Par exemple, le choix du lieu d’enregistrement s’est fait selon des considérations sonores et acoustiques: «Toute la part de l’électronique amenait beaucoup de contraintes, et on a plutôt penché pour un endroit où il y avait trop de réverbération. On voulait utiliser le fond de la place pour que l’architecture rende le son un petit peu plus distordu, modifié, etc.» Ici, c’est donc l’écho et la réverbération du lieu qui ont été exploités, et c’est toute une réflexion qui a été menée entre les membres de l’équipe afin de servir pleinement le propos artistique.
«On avait fait un atelier avec Sandeep – qui était en Europe, en novembre 2020 – quelques mois avant la création de la pièce, pour tester comment l’acoustique fonctionnait, quel était le temps de réverbération, comment ça influençait la façon dont la musique était produite, et comment on pouvait la capter.»

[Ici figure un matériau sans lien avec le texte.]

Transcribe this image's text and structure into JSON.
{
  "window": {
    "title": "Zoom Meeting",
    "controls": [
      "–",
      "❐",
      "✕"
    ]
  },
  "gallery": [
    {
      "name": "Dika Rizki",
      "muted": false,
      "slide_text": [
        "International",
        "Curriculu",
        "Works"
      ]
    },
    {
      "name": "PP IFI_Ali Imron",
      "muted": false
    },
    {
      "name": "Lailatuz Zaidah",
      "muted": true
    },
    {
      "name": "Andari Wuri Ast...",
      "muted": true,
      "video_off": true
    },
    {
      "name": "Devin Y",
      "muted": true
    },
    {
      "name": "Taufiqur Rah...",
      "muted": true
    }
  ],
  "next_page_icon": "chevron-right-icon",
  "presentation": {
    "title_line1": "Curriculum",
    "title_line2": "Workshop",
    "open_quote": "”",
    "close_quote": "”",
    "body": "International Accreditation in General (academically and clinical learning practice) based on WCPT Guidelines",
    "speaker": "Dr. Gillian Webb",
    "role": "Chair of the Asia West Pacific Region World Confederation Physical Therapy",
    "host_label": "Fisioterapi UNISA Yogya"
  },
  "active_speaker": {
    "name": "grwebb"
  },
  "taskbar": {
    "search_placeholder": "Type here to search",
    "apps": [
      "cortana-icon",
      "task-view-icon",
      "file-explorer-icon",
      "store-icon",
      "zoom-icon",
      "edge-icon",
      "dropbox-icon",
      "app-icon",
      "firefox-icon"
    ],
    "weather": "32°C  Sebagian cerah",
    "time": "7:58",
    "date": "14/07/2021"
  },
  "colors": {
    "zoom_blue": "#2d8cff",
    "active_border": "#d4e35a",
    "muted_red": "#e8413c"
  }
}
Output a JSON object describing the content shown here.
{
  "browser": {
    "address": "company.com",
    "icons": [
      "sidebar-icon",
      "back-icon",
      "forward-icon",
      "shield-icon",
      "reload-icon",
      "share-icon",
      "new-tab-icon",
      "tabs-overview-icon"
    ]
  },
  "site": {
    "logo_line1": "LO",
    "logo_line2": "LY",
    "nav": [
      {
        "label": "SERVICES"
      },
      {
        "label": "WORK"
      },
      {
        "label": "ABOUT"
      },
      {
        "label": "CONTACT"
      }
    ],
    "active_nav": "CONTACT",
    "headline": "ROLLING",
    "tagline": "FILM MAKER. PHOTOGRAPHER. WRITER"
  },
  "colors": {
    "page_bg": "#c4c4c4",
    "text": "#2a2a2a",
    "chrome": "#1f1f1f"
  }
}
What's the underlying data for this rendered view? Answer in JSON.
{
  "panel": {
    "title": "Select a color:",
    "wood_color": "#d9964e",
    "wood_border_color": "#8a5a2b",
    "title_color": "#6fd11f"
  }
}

Par ailleurs, l’aspect visuel a dû être soigné et plus que jamais pris en compte dans le cadre de l’enregistrement vidéo. Les règles à respecter étaient nombreuses, mais il fallait s’y plier tout en ayant le plaisir de faire de la musique ensemble.
«Avec cet aspect de distanciation qui était contraignant, on a choisi de donner un côté plus froid et plus austère qui transparaît à l’écran. Cela se ressent dans la façon dont les plans ont été filmés, puisqu’on a dû prendre en compte l’architecture de l’Abbaye, qui est brillante et pleine de lumière, avec un haut plafond blanc. Je voulais que ce soit apparent à l’image, car c’était un événement dans le temps qui était assez particulier.»
Finalement, le but de ces différents choix était bien sûr d’offrir une expérience riche et différente au public. «Je pense que les gens vont être captivés parce qu’il y a beaucoup de choses qui se passent tout au long du vidéo. Ça n’arrête pas, il n’y a aucun temps mort et c’est toujours très actif, à l’image aussi. À l’écran, des liens vont pouvoir être faits, le public aura des points de vue différents de ceux qu’il y a dans une salle de spectacle et verra des choses auxquelles il n’a pas accès habituellement», conclut M. Forget, tout à fait conscient que les prises de décision qui ont été faites orienteront l’écoute et l’appréciation des spectateurs.